Ellacoya’s $52M Tops Telecom News

Ellacoya Networks Inc., a Merrimack, N.H., startup aiming to help telecom carriers make cash from high-bandwidth data networks by letting them target services at specific customers, has received a second round of venture funding totaling $52 million.

The news led a quartet of announcements today from Boston-area startups making telecom infrastructure products.

AstralPoint Communications Inc. of Chelmsford, Mass., expanded its product line of infrastructure for metropolitan-area
networks; Enterasys Networks of Rochester, N.H., unveiled a new line of high-bandwidth switches for customers linking large groups of employees.

Ellacoya’s venture round was led by New York investment bankers Goldman, Sachs & Co. (NYSE:GS), with existing investors Lightspeed Venture Partners, Bessemer Venture Partners, Centennial Ventures and Lighthouse Capital Partners also contributing.

Those four were among the backers in Ellacoya’s $34 million first round in May.

Ellacoya is designing a hardware and software switching system to help telecom operators simplify their network systems and target deliveries of broadband services. For example, a telecom carrier could more easily carry streaming video or teleconferences to specific corporate customers, providing carriers with rich new revenue opportunities.

“Ellacoya is enabling powerful new business models for service providers,” said Joe DiSabato of Goldman Sachs. “We believe this service network harnesses the power of the optical build-out and opens an opportunity in the service provider equipment arena.”

Ellacoya said it would use the cash to continue development of its switching system, as well as for marketing and sales.

Founder and president Kurt Dobbins said, “The optical build-out has generated demand for high bandwidth content and predicated a new service model where personalized content and applications must seamlessly, and automatically, be delivered via simple point-and-click interfaces. We are well-positioned to advance this vision.”

In other news:

  • Astral Point, which is backed by $113 million in venture funding and has sold $100 million worth of equipment to Time Warner Telecom, said its new product line would allow network operators to buy metro-network gear at significantly lower costs.

    Metropolitan networks connect urban telecom infrastructure to larger telephone and Internet backbone systems. More data traffic today is carried purely within metro networks, leading to greater demand for improved infrastructure.

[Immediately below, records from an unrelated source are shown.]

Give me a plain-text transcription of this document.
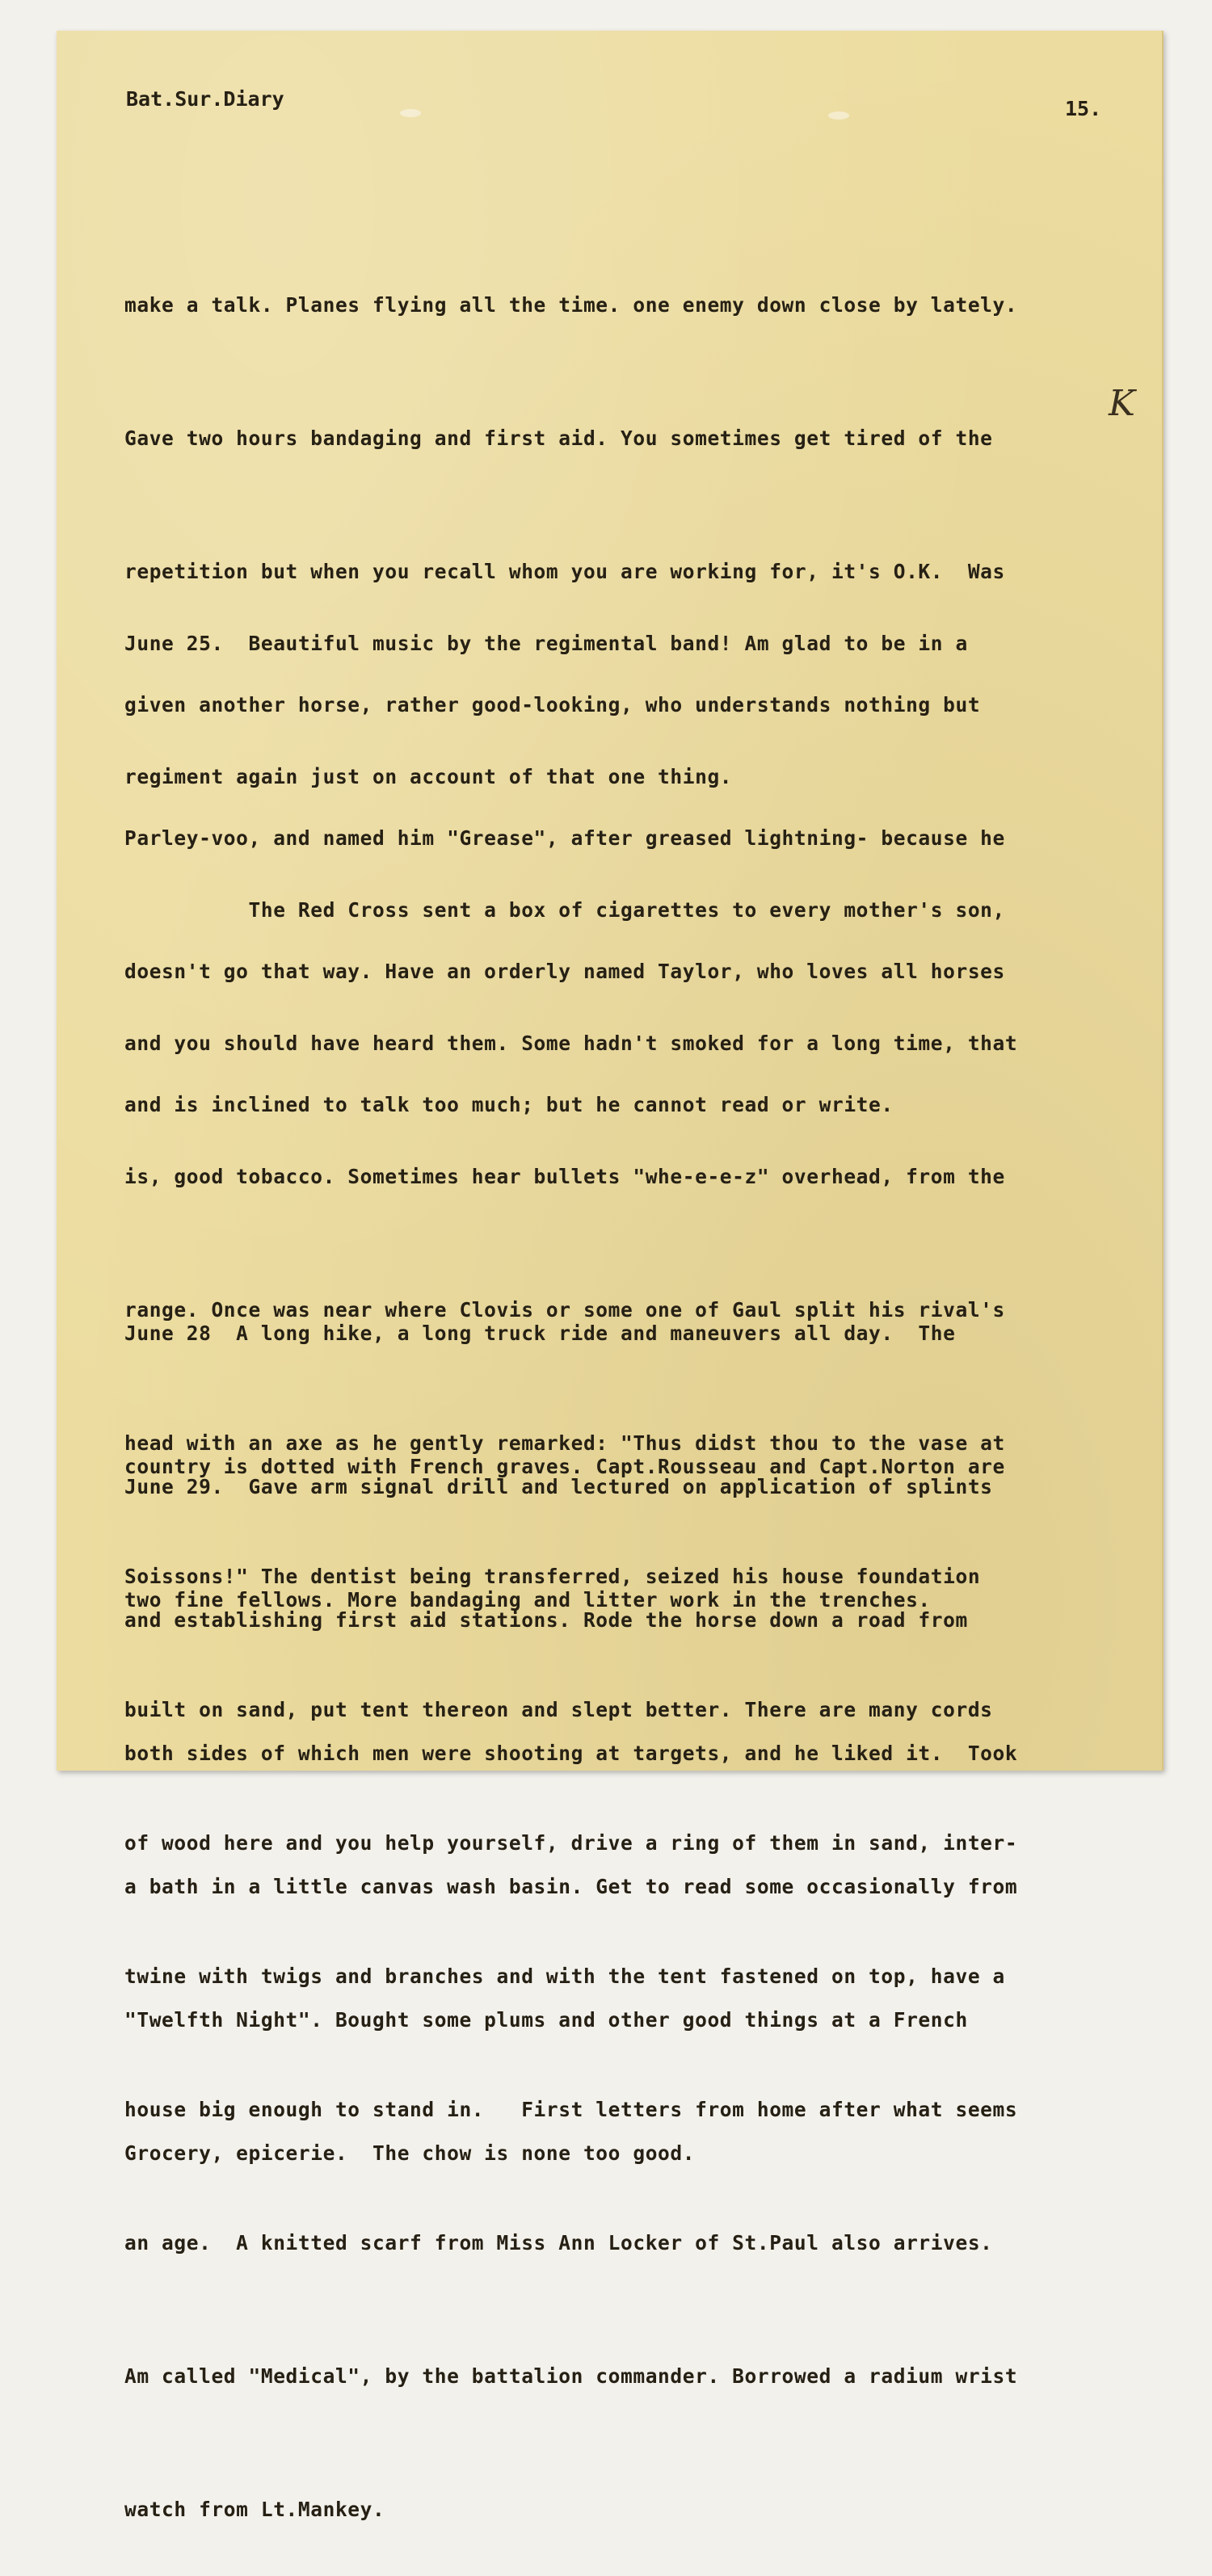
Bat.Sur.Diary	15.
K

make a talk. Planes flying all the time. one enemy down close by lately.

Gave two hours bandaging and first aid. You sometimes get tired of the

repetition but when you recall whom you are working for, it's O.K.  Was

given another horse, rather good-looking, who understands nothing but

Parley-voo, and named him "Grease", after greased lightning- because he

doesn't go that way. Have an orderly named Taylor, who loves all horses

and is inclined to talk too much; but he cannot read or write.

June 25.  Beautiful music by the regimental band! Am glad to be in a

regiment again just on account of that one thing.

The Red Cross sent a box of cigarettes to every mother's son,

and you should have heard them. Some hadn't smoked for a long time, that

is, good tobacco. Sometimes hear bullets "whe-e-e-z" overhead, from the

range. Once was near where Clovis or some one of Gaul split his rival's

head with an axe as he gently remarked: "Thus didst thou to the vase at

Soissons!" The dentist being transferred, seized his house foundation

built on sand, put tent thereon and slept better. There are many cords

of wood here and you help yourself, drive a ring of them in sand, inter-

twine with twigs and branches and with the tent fastened on top, have a

house big enough to stand in.   First letters from home after what seems

an age.  A knitted scarf from Miss Ann Locker of St.Paul also arrives.

Am called "Medical", by the battalion commander. Borrowed a radium wrist

watch from Lt.Mankey.

June 28  A long hike, a long truck ride and maneuvers all day.  The

country is dotted with French graves. Capt.Rousseau and Capt.Norton are

two fine fellows. More bandaging and litter work in the trenches.

June 29.  Gave arm signal drill and lectured on application of splints

and establishing first aid stations. Rode the horse down a road from

both sides of which men were shooting at targets, and he liked it.  Took

a bath in a little canvas wash basin. Get to read some occasionally from

"Twelfth Night". Bought some plums and other good things at a French

Grocery, epicerie.  The chow is none too good.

    The company’s new device, ON2000, is smaller and costs about half as much as its standard ON5000 product line ($15,00-$100,000 as opposed to $30,000-$175,000). The new product combines the ability to aggregate digital subscriber line traffic, deliver Ethernet services and carry up to 4,000 phone lines or 168 high-data T-1 lines.

    Founder and CEO Raj Shanmugaraj said, “Astral Point is the first vendor to address the fundamental shift within the metropolitan network and the first to deliver a highly tuned solution. With today’s announcement, we’ve taken the lead in serving this new market.”

  • Octave signed a contract committing British Telecom over two years to buy $20 million of its OCI 1000 conferencing systems.

    BT in September launched an online phone conference service that needs no prior booking or reservations. Octave’s gear can allow BT to set up voice confernces without

    outside operators.

    Octave founder and chairman Rob Scott said, “This is a confirmation of our capability to service any size client, from a local business to a global service provider.”

  • Enterasys Networks unveiled the first of a new line of switches designed to handle data traffic within corporate workgroups.

    The Dell’Oro Group says the market to handle teleconferences, streaming and other traffic among the workstations and intranets of large businesses will grow to $3.9 billion by next year.

    Enterasys said the first product of its Vertical Horizon line, the 4802, can handle streaming voice and video along fiber, copper or long-wave connections. It comes with 48 ports for Ethernet connections and costs $4,000.